Wednesday, July 6, 2016

7/6/16 Report - How To Conduct More Meaningful Ground And Air Tests With Your Metal Detector. Summer FUN Convention.

Written by the TreasureGuide for the exclusive use of

Florida United Numismatists, Inc., is hosting the 10th Annual Summer FUN Convention in Orlando Florida, July 7 - 9 2016. The convention will be held at the Orange County Convention Center, 9800 International Drive.


I was looking for something the other day - don't remember what - and ran into a video showing some fellows testing and comparing metal detectors on a small piece of buried gold.  They did what most people do.  They buried their target and tried the different detectors to see which did the best. Only one detector gave a good strong signal on the target.  Although I saw a few problems with their method of testing, I wanted to focus on one problem that is not usually seen as a problem.  Almost everybody makes the same mistake.

As you know, there are several things that will affect a detector's signal.  The nature of the target is one thing.  Its composition, size, shape and how it is laying will all affect the detector's signal.

Of course the ground will affect the detector's signal.

And the environment, including such things as electrical interference, will affect the signal.

So will the detector's settings.

But one thing that is not often taken into account is the behavior of the detectorists.  If you watch either an air test or a ground test, you'll always see the same behavior.  The target, relative to the coil, is moved rapidly, in very short sweeps, and right over the sweet spot of the coil.  That is not how the coil is moved in actual field use.  As bad as that is, there is yet another problem.  The exact position of the target is known, which is not the case when you are hunting.  That is a more serious problem than you might think.

When scanning ground during a hunt, the coil would usually be move more slowly, and the target would usually not be directly under the sweet spot of the coil.

When conducting either an air test or ground test, if you want to get results that are similar to actual field performance, the exact position of the target should not be visible to the operator.  I've conducted psychology experiments and know something about how the sensory systems work.

There is always some level of noise, and a signal can be interpreted as noise, and noise can be interpreted as a good signal.  When the location of the target is known, any noise that occurs when the coil is over the target will be interpreted as noise, and the threshold for detecting a good signal in noise will be much lower when the operator knows when there should be a signal.

I've done this myself when I was testing a new detector in a noisy environment with a lot of static.

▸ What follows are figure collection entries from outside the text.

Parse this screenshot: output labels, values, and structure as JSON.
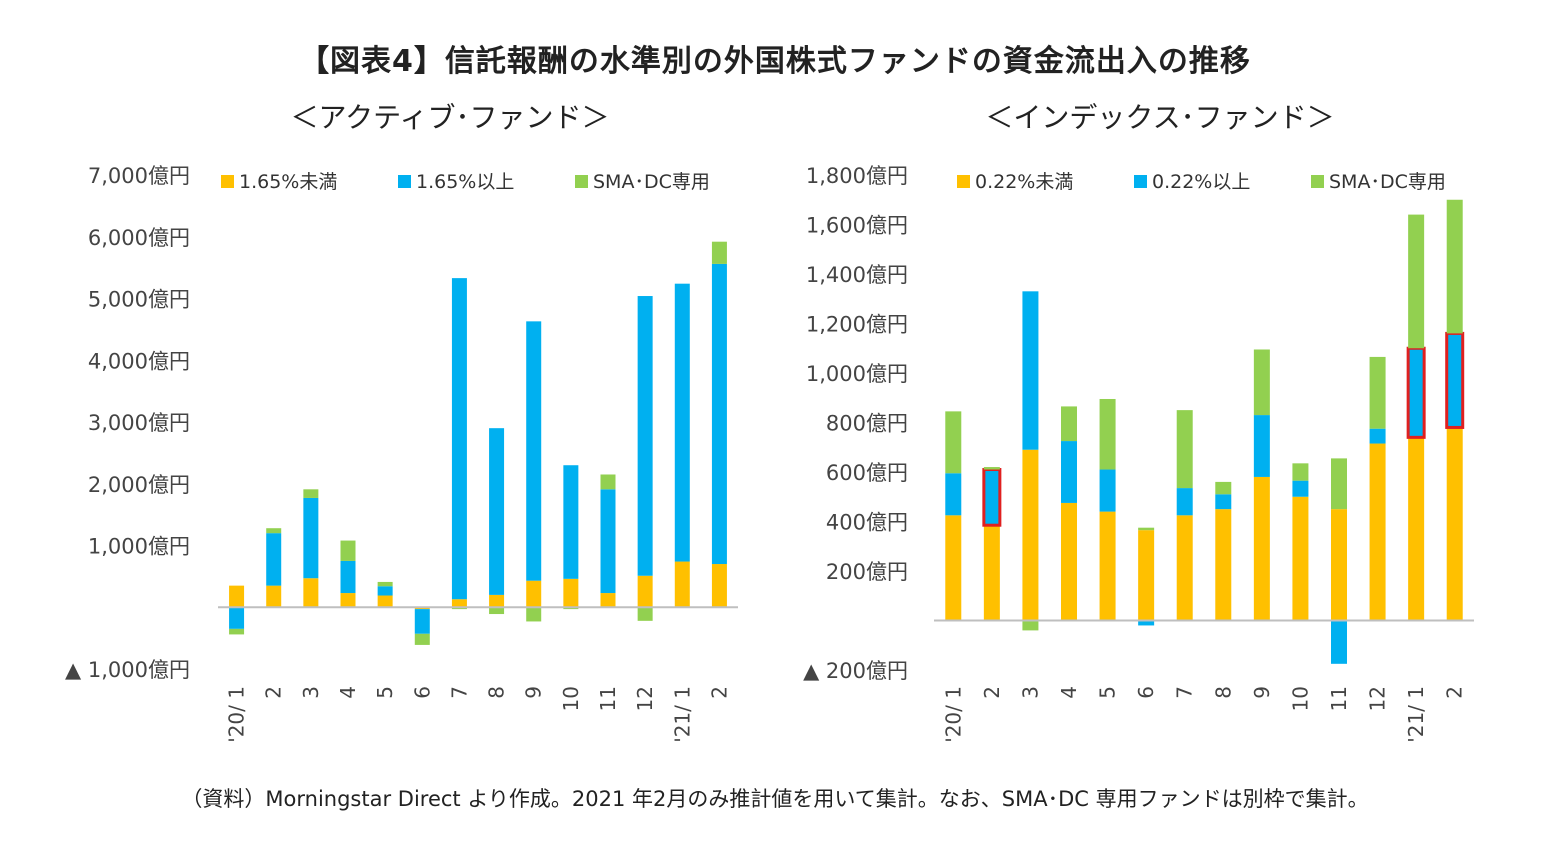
{
  "title": "【図表4】信託報酬の水準別の外国株式ファンドの資金流出入の推移",
  "source": "（資料）Morningstar Direct より作成。2021 年2月のみ推計値を用いて集計。なお、SMA･DC 専用ファンドは別枠で集計。",
  "colors": {
    "orange": "#FFC000",
    "blue": "#00B0F0",
    "green": "#92D050",
    "highlight": "#E02020",
    "axis": "#BFBFBF"
  },
  "chart_data": [
    {
      "type": "bar",
      "stacked": true,
      "title": "＜アクティブ･ファンド＞",
      "categories": [
        "'20/ 1",
        "2",
        "3",
        "4",
        "5",
        "6",
        "7",
        "8",
        "9",
        "10",
        "11",
        "12",
        "'21/ 1",
        "2"
      ],
      "ylim": [
        -1000,
        7000
      ],
      "yticks": [
        -1000,
        1000,
        2000,
        3000,
        4000,
        5000,
        6000,
        7000
      ],
      "ytick_labels": [
        "▲ 1,000億円",
        "1,000億円",
        "2,000億円",
        "3,000億円",
        "4,000億円",
        "5,000億円",
        "6,000億円",
        "7,000億円"
      ],
      "legend": [
        "1.65%未満",
        "1.65%以上",
        "SMA･DC専用"
      ],
      "series": [
        {
          "name": "1.65%未満",
          "values": [
            350,
            350,
            470,
            230,
            190,
            -30,
            130,
            200,
            430,
            460,
            230,
            510,
            740,
            700
          ]
        },
        {
          "name": "1.65%以上",
          "values": [
            -350,
            850,
            1300,
            520,
            150,
            -400,
            5200,
            2700,
            4200,
            1840,
            1680,
            4530,
            4500,
            4860
          ]
        },
        {
          "name": "SMA･DC専用",
          "values": [
            -90,
            80,
            140,
            330,
            70,
            -180,
            -30,
            -110,
            -230,
            -30,
            240,
            -220,
            0,
            360
          ]
        }
      ]
    },
    {
      "type": "bar",
      "stacked": true,
      "title": "＜インデックス･ファンド＞",
      "categories": [
        "'20/ 1",
        "2",
        "3",
        "4",
        "5",
        "6",
        "7",
        "8",
        "9",
        "10",
        "11",
        "12",
        "'21/ 1",
        "2"
      ],
      "ylim": [
        -200,
        1800
      ],
      "yticks": [
        -200,
        200,
        400,
        600,
        800,
        1000,
        1200,
        1400,
        1600,
        1800
      ],
      "ytick_labels": [
        "▲ 200億円",
        "200億円",
        "400億円",
        "600億円",
        "800億円",
        "1,000億円",
        "1,200億円",
        "1,400億円",
        "1,600億円",
        "1,800億円"
      ],
      "legend": [
        "0.22%未満",
        "0.22%以上",
        "SMA･DC専用"
      ],
      "highlighted_series": "0.22%以上",
      "highlighted_categories": [
        "'21/ 1",
        "2"
      ],
      "series": [
        {
          "name": "0.22%未満",
          "values": [
            425,
            385,
            690,
            475,
            440,
            365,
            425,
            450,
            580,
            500,
            450,
            715,
            740,
            780
          ]
        },
        {
          "name": "0.22%以上",
          "values": [
            170,
            225,
            640,
            250,
            170,
            -20,
            110,
            60,
            250,
            65,
            -175,
            60,
            360,
            380
          ]
        },
        {
          "name": "SMA･DC専用",
          "values": [
            250,
            10,
            -40,
            140,
            285,
            10,
            315,
            50,
            265,
            70,
            205,
            290,
            540,
            540
          ]
        }
      ]
    }
  ]
}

Noise when the coil is over the target will often be interpreted as a good signal when it is actually noise.

People do not realize how much the tendency is to interpret noise or a marginal signal as a good signal when you know that the coil is centered over the target and a signal is expected..  You know when there should be a signal and therefore interpret almost anything as a good signal when you are expecting a signal.  Noise created by hitting the ground or grass or any random noise will be interpreted as a good signal when you know that the coil is over the target. That tendency is multiplied by a coil that is being moved in short bursts over the spot.

The stereotypical very short and rapid movement that is inevitably seen during air tests and ground tests when the location of the target is known and centered under the coil, is unlike anything that would normally happen in the field, except after a target has been located and is being pinpointed.

To get more significant and realistic air and ground test results, move the coil relative to the target like it would be moved during a hunt.  Remember, most of the time in the field the target will not be under the sweet spot of the coil.

In addition to moving the coil more realistically, during ground tests the operator should not be able to visually identify the location of the target.  He can close his eyes and start a few steps away, proceeding the same way he would in the field.  You might be surprised by how often the target is missed altogether when that is done.


Gold and silver prices have been going up for the last few days.


It looks like we'll be having another week or two of smooth surf on the Treasure Coast.  There is no tropical weather to watch.